Солдат долгим взглядом окинул белую, всю в снегу дорогу, бегущую за стеклом, низкое, ясное от мороза небо и вздохнул.
— Было мне тогда года четыре. Жили мы под Радашковичами. За несколько дней до войны отвезла меня мать в Пуховичский район, к деду. Только обратно вернулась, а тут война… Сейчас и не скажу, когда пришли туда, в Пуховичи, немцы. И что там делалось. Помню только: много машин — танков или грузовиков, не знаю. Не знаю и чьи были машины, наши или немецкие… Хорошо помню другое, когда нас — целую кучу детей — везли куда-то на поезде. За окнами все лес да лес… И очень есть хотелось. Откуда у нас в вагоне взялся хлеб, тоже не помню. Долго я охотился за ним, все ждал минутки, чтобы стащить. Наконец… И хоть били меня за тот кусок нещадно, до сих пор помню, какой он был вкусный, и запах его тоже помню.
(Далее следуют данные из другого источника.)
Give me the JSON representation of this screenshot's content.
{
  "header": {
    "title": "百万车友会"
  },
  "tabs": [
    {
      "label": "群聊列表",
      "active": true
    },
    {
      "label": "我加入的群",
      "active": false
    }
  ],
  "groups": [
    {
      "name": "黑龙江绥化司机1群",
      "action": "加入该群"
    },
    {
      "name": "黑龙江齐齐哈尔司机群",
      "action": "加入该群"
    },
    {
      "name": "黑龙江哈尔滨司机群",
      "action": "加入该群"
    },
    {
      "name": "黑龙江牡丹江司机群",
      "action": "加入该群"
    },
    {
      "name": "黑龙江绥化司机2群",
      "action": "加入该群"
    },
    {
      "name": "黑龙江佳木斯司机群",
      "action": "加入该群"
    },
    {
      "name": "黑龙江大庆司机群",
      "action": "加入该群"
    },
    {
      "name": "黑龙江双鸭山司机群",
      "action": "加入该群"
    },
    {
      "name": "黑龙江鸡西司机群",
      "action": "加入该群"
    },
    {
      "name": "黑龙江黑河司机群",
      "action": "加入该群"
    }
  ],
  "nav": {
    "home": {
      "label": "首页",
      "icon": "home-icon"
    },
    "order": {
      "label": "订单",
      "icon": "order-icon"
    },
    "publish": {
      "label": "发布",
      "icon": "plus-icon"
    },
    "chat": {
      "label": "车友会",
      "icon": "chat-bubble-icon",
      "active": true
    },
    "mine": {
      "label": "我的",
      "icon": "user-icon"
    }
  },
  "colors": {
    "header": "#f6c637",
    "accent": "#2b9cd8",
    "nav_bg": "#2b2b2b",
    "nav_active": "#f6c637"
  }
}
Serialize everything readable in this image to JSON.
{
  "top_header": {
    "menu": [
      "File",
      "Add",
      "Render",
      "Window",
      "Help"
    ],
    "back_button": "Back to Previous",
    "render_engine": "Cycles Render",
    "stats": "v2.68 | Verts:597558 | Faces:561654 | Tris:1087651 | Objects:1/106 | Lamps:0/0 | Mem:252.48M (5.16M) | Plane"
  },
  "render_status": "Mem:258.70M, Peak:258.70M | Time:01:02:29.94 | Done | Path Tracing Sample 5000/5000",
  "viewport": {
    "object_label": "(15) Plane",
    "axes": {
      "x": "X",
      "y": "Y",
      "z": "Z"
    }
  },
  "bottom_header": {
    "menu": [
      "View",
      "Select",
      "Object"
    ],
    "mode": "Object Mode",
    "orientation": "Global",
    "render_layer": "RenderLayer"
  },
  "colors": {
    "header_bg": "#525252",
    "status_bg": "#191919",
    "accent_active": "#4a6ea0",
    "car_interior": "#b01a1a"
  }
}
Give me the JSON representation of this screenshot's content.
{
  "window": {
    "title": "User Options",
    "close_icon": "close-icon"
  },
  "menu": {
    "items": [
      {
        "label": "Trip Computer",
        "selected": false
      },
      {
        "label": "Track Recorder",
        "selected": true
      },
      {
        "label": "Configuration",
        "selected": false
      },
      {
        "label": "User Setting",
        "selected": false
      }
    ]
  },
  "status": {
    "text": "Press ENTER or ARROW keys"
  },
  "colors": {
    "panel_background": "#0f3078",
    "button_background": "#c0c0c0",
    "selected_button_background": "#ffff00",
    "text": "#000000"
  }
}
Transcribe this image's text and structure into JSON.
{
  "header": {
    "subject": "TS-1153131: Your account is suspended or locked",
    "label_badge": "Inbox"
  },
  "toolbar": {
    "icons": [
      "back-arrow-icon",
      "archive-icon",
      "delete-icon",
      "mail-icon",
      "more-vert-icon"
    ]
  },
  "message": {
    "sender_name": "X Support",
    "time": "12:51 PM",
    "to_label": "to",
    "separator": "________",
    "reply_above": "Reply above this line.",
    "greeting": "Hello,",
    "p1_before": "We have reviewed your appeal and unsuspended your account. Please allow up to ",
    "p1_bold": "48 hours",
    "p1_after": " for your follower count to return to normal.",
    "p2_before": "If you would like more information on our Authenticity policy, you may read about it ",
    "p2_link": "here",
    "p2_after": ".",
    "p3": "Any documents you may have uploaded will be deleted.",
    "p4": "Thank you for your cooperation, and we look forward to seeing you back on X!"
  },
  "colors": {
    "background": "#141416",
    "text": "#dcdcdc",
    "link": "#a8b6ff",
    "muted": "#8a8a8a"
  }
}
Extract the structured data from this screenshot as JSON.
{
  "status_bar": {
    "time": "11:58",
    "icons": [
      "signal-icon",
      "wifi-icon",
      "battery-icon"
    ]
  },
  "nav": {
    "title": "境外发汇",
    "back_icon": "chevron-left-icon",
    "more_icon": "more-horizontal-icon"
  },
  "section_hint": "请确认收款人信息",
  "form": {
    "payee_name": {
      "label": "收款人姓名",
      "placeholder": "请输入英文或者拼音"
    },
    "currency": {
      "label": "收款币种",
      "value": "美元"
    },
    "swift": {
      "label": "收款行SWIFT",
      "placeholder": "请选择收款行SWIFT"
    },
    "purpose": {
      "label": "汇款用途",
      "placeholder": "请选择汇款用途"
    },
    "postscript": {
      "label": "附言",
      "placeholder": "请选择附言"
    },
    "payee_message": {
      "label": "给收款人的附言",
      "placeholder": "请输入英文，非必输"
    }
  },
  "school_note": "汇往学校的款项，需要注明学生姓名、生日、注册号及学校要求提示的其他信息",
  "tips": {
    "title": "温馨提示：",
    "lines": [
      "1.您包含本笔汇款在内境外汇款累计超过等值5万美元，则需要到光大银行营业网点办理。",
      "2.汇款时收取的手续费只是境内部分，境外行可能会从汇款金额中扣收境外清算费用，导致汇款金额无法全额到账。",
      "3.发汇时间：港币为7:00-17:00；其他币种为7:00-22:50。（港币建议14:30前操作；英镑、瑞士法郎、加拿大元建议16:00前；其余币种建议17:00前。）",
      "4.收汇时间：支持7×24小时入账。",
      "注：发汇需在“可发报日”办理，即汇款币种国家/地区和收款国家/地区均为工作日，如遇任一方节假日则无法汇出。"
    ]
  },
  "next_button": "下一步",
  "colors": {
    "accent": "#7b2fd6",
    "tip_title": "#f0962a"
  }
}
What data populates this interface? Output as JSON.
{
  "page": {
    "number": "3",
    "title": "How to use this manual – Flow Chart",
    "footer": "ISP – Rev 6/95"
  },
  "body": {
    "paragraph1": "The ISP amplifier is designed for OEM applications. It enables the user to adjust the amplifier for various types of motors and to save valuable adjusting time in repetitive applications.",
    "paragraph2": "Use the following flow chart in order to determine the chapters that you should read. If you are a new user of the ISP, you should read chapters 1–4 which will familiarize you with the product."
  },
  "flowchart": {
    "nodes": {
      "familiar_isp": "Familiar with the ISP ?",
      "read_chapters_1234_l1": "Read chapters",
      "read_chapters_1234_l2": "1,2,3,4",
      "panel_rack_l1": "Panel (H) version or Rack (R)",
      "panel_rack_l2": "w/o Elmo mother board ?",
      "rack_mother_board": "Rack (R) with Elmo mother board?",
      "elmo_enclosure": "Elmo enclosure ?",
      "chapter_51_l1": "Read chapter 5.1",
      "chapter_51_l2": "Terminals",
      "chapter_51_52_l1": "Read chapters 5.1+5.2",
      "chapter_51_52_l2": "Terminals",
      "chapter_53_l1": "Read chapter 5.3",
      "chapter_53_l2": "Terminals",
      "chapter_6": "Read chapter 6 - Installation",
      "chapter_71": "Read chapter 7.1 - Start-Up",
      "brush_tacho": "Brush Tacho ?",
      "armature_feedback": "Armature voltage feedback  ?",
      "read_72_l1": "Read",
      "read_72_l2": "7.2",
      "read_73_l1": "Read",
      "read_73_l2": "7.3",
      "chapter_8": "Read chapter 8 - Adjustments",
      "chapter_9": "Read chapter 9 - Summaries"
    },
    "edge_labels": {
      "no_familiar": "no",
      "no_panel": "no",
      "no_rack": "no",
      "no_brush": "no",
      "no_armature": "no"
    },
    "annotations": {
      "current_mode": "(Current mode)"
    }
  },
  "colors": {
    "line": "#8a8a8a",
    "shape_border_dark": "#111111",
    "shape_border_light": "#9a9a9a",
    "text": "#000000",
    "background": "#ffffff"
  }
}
Привезли в Литву и запихали нас в какой-то длинный, мрачный барак с узкими окнами. В детский приют. Мало кто из этого приюта на собственных ногах вышел. Били, сутками не давали есть и в карцер сажали в склеп, где и крысы, и летучие мыши водились. Но страшнее всего — это когда выстраивали в шеренгу под приютскими окнами и немецкий доктор с сестрой медицинской отбирали самых здоровых.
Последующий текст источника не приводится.